At first my plan was to blow this idea of “originality” out of the water by showing how Shakespeare not only copied Ovid’s work in A Midsummer Night’s Dream but in Romeo and Juliet as well, but I have found a new outlet and that outlet is The Golden Ass. The Golden Ass is chalk full of things and ideas that have been copied and are still being copied today. Beauty and the Beast is certainly one piece of work that can easily be linked to The Golden Ass but there are so many other pieces of work that share the thread. Pinocchio may have been over looked by some but not by me, you may recall the seen where the boys are playing pool, smoking cigars, and drinking into the late hours of the night and so they are changed into the thing they are mimicking: an ass. The sicked wisters: Cinderella. Psyche who can only be woken by true loves kiss: Snow White, Shrek, and that list goes on and on. The point I made earlier about meta-fiction pops up in The Golden Ass so many times it is ridiculous, a story within a story, The Golden Ass becomes a little Russian wooden doll with progressively smaller dolls within dolls.

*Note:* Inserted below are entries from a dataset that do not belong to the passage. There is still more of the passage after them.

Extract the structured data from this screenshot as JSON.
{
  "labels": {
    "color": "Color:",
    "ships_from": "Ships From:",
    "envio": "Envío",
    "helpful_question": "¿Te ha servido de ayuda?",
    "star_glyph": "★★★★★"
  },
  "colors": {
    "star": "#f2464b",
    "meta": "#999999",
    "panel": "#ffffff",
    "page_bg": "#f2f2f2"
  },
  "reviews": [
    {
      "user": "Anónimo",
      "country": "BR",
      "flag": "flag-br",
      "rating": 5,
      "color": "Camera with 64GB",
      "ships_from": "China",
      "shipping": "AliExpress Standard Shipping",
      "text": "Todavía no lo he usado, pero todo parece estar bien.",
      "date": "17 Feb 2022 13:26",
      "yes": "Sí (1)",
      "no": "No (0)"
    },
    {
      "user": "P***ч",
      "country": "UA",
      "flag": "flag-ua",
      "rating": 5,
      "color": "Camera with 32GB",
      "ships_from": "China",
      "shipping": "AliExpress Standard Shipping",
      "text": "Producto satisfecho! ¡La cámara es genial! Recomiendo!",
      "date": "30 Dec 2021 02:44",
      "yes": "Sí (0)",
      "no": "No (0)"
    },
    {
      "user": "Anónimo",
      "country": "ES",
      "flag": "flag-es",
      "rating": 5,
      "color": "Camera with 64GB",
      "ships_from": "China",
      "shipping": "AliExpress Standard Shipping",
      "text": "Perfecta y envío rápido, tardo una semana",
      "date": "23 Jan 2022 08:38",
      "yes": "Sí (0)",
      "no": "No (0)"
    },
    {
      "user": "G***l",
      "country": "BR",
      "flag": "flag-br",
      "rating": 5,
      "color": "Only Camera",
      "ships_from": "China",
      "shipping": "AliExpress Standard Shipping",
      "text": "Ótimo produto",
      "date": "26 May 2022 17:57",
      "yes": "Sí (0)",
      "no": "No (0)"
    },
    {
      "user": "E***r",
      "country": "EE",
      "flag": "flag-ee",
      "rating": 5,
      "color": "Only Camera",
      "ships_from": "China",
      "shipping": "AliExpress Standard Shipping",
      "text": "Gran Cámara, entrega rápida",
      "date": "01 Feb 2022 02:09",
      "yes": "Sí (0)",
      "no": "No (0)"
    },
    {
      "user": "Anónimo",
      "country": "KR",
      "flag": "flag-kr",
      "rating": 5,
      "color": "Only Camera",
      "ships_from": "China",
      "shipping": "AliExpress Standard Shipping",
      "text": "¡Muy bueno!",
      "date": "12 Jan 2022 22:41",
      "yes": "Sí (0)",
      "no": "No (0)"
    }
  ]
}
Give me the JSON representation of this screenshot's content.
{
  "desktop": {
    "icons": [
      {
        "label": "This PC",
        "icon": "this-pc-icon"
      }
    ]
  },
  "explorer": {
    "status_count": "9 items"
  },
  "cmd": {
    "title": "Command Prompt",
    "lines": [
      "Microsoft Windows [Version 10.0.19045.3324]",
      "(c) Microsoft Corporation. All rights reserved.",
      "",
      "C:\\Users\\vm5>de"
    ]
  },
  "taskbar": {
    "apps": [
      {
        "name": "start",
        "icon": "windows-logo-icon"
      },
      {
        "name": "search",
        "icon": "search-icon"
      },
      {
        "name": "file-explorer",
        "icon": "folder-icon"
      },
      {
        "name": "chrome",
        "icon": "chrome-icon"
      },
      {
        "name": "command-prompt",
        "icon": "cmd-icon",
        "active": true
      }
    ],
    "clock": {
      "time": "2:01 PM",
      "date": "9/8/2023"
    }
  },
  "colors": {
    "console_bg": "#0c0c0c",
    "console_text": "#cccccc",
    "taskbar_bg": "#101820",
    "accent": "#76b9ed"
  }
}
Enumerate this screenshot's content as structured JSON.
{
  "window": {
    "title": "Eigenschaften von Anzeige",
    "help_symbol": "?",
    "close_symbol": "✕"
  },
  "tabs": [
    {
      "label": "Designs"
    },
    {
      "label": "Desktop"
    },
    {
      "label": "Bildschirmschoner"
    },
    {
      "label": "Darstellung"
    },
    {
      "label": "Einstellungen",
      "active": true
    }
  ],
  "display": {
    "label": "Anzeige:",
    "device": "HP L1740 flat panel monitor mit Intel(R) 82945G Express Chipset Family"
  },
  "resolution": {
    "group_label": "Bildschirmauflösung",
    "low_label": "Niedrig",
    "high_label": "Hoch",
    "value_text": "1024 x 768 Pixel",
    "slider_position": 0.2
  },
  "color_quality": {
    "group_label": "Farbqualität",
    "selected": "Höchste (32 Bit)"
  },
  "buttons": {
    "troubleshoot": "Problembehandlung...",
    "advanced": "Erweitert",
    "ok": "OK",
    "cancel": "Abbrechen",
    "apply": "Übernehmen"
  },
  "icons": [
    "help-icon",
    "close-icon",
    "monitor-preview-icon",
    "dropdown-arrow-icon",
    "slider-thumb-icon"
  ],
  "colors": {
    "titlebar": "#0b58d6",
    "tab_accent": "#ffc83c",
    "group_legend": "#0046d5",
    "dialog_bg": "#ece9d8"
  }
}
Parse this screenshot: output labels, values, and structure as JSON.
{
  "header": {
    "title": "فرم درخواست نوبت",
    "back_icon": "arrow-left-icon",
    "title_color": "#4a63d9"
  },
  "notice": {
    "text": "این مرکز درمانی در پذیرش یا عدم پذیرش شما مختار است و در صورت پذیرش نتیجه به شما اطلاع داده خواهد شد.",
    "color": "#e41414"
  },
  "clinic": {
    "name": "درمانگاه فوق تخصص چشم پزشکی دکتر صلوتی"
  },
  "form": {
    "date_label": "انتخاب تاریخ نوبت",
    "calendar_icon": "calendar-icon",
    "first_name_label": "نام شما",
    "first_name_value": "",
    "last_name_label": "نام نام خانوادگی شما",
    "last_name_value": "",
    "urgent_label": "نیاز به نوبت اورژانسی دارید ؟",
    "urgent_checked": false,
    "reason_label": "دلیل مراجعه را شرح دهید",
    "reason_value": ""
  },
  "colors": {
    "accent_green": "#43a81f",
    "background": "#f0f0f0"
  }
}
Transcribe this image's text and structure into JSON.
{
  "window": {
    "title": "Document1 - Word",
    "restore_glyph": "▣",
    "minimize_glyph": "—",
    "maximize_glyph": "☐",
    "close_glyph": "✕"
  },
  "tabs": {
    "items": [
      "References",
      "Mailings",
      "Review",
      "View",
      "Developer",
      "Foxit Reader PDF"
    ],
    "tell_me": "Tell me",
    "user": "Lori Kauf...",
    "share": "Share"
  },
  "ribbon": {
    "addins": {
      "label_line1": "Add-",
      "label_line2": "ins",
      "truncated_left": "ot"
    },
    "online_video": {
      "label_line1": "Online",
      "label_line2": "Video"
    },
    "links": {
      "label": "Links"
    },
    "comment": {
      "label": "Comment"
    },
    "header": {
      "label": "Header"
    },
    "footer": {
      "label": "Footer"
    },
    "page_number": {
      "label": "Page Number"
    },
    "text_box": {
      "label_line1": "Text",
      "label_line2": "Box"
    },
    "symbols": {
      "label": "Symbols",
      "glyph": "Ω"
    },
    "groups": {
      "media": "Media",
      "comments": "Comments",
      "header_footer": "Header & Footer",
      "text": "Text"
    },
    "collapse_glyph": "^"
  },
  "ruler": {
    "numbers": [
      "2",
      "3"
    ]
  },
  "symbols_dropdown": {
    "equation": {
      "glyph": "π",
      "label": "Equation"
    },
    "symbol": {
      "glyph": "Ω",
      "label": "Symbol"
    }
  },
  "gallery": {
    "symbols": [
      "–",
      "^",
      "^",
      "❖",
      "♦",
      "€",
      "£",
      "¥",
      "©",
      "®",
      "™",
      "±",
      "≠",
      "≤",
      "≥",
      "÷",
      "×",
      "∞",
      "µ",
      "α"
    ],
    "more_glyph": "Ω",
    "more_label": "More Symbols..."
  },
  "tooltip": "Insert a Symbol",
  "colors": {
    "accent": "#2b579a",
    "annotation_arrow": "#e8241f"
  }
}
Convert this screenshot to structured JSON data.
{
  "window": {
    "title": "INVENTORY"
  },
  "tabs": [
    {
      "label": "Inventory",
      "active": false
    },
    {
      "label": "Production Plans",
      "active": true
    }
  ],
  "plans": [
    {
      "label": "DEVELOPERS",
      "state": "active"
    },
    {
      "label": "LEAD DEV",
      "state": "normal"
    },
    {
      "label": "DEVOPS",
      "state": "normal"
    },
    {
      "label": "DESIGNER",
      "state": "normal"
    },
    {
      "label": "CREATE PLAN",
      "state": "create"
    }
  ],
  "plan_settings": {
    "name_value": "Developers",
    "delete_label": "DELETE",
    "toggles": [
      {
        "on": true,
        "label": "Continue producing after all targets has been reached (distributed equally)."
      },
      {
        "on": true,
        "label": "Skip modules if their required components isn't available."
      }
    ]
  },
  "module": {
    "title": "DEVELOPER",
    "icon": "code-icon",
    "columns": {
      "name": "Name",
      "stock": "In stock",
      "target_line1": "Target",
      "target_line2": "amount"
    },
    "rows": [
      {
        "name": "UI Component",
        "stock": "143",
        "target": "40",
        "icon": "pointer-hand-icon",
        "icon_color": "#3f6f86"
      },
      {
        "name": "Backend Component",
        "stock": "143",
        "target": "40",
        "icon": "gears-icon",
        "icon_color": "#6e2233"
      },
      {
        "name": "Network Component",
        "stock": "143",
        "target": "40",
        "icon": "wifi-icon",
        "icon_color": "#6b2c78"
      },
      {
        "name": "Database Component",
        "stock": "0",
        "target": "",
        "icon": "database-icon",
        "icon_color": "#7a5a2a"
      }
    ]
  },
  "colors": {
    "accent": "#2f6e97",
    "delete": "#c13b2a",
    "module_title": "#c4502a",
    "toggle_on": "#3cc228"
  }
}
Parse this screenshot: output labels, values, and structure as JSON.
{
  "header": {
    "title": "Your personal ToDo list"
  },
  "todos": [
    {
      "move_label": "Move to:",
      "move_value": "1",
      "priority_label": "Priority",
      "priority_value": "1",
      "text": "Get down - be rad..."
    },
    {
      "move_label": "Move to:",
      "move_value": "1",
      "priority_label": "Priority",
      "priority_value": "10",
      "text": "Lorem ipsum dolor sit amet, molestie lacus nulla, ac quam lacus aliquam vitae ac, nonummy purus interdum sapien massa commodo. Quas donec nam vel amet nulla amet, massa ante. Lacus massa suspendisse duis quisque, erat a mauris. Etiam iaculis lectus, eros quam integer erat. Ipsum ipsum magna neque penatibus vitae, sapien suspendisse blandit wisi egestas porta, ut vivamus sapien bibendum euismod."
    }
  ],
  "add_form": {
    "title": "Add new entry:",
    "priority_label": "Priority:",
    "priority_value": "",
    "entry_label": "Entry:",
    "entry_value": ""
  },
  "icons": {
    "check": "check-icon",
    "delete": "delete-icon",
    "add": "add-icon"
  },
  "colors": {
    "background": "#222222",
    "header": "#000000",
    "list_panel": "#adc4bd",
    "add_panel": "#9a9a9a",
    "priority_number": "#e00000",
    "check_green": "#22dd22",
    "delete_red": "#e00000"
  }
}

Professor Sexson offered an out for those who wish to not have to post their papers on-line for fear the paper could be stolen or plagiarized, well it already has been, so I expect to see everyone’s papers on-line because of this groundbreaking and original piece I have just written. When a man was first sent into outer space and orbited around the moon there was a chimpanzee somewhere who thought, “so what, I’ve already done that.” Does literature ever change, is it slowly evolving, or is it simply like fashion which slowly moves in a circle? Do we start at the end, and finish at the beginning? The last question proposed to us was: What have we learned from this class? We have learned nothing; we have only been reminded of the things we have forgotten.